Ces migrants qui ont quitté les régions méridionales d’Eurasie pour se réaliser dans le Grand Nord revisitent à leur manière le mythe du " Severianine ", tout en l’adaptant aux conditions " postsoviétiques " de « l’économie de marché ».

Pour les habitants de Norilsk, toutes générations confondues, le Grand Nord, c’est avant tout le sentiment d’appartenir à un front pionnier héroïque, au-delà des paradoxes d’une vie faite de contraintes climatiques, environnementales et logistiques.

Mais l’horizon s’assombrit : la crise économique russe, la chute du prix des minerais et les difficultés croissantes, pour le Kremlin, à financer le développement extensif du Grand Nord pourraient remettre en question l’existence d’une ville d’une telle taille au cœur de l’Arctique…

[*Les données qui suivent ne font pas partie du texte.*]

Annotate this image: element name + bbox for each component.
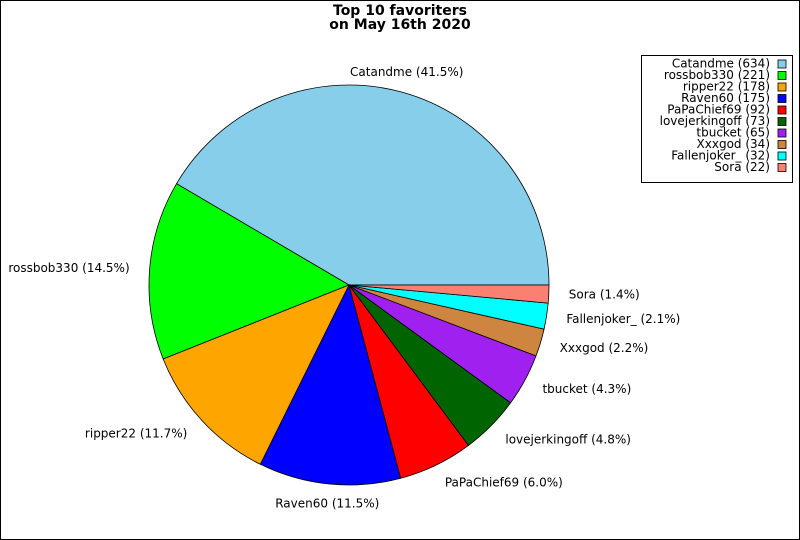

Sophie Hohmann & Marlène Laruelle

Respectivement sociologue, chercheuse associée au « Centre d’études des mondes russe, caucasien et centre-européen » (Cercec), auteure de " Pouvoir et santé en Ouzbékistan ", Pétra, Paris, 2014 ; et politiste, professeure à l’université George-Washington, auteure de " Russia’s Arctic Strategies and the Future of the Far North ", M. E. Sharpe, New York, 2014, et, avec Jean Radvanyi, de " La Russie entre peurs et défis ", Armand Colin, Paris, 2016.

Monde-diplomatique.fr

Notes :

(1) Zone de climat froid caractérisée par une végétation rase comprenant des mousses, des lichens et quelques arbres nains. Elle borde le nord de la taïga, forêt boréale constituée de conifères et de bouleaux.

(2) Dans les pays de l’ancien « bloc soviétique », groupement d’entreprises opérant dans le même secteur.

(3) Ce terme, issu de l’acronyme russe de " Glavnoïe oupravlenie lagereï ", signifie « direction générale des camps ». Il désigne plus largement l’ensemble du système répressif soviétique, dont les travaux récents ont montré qu’il avait pris des formes très variées, des « colons de travail » à l’internement complet, avec une rotation importante, 20 à 40 % des détenus étant relâchés chaque année.

(4) Les statistiques sur la répression sont sujettes à débats. Selon les archives ouvertes à la fin de l’URSS, le goulag a compté jusqu’à deux millions et demi de détenus au début des années 1950, auxquels il faut ajouter environ autant de « déplacés spéciaux », généralement déportés collectivement. Cf. Nicolas Werth, « Le goulag au prisme des archives », dans Elisabeth Anstett et Luba Jurgenson (sous la dir. de), " Le Goulag en héritage. Pour une anthropologie de la trace ", Pétra, Paris, 2009.

(5) Nadine Marie-Schwartzenberg, « La réhabilitation au regard du droit », dans " Le Goulag en héritage ", op. cit.

(6) À la demande des intéressés, les prénoms ont été changés.